Si riparte da fine 2019: il sindaco di Roma, Virginia Raggi, annuncia la decisione di revocare la delibera Raggi che identificava Monte Carnevale come sede della futura discarica di Roma. E, a causa dell’inchiesta della Procura e dell’arresto della direttrice dell’area Rifiuti del Lazio, parte l’attacco al Piano regionale rifiuti che sarà anche deficitario ma che il Campidoglio ben si è guardato da contestare in tribunale quando ne ha avuto l’occasione.
Da una parte la Raggi – tralasciando la presunzione di innocenza e dimentica di essere stata lei a scegliere Monte Carnevale – annuncia la decisione di sfruttare l’inchiesta per cancellare la scelta del sito cosa che non provoca l’annullamento diretto della procedura ma fa cadere l’accordo politico Regione-Comune che era nato a dicembre 2019.
Dall’altra, gli atti amministrativi: questo venerdì era in calendario in Regione la conferenza di servizi che avrebbe dovuto dare il via libera ai 75mila metri cubi di discarica urbana a Monte Carnevale.

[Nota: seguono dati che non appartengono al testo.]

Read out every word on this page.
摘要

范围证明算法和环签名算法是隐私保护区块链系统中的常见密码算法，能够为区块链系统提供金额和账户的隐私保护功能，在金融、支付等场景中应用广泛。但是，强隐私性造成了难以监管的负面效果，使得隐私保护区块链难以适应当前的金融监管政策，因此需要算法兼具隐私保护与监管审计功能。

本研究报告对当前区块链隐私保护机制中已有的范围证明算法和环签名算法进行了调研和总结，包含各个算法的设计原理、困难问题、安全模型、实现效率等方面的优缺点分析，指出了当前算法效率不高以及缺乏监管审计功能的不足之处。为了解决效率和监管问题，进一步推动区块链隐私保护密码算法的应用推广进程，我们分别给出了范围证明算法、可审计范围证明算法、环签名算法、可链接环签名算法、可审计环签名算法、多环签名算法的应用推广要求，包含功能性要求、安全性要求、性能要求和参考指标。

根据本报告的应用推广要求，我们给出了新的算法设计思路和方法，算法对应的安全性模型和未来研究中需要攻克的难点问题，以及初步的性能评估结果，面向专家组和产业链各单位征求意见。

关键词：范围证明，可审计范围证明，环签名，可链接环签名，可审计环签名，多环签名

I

Ovviamente, la seduta sarà aggiornata e sarà necessaria la nomina di un nuovo direttore regionale dei Rifiuti. Il quale dovrà decidere come muoversi: una nuova conferenza dei servizi con una Valutazione di impatto ambientale su tutta la nuova discarica in linea con le contestazioni del Gip nell’inchiesta; oppure, usando il nuovo “no” del Comune, bocciare il progetto per i pareri negativi.
In questo caso, però, si torna al 2019 e, se la Raggi non indicasse un sito alternativo a Monte Carnevale come la legge le impone in quanto Sindaco, si tornerebbe al rischio commissariamento. O deciso dalla Regione in via autonoma o, magari, chiedendo al Governo di emanare un’apposita ordinanza di protezione civile che eviti al Pd regionale la grana di doversi sostituire alla Raggi nella scelta del sito.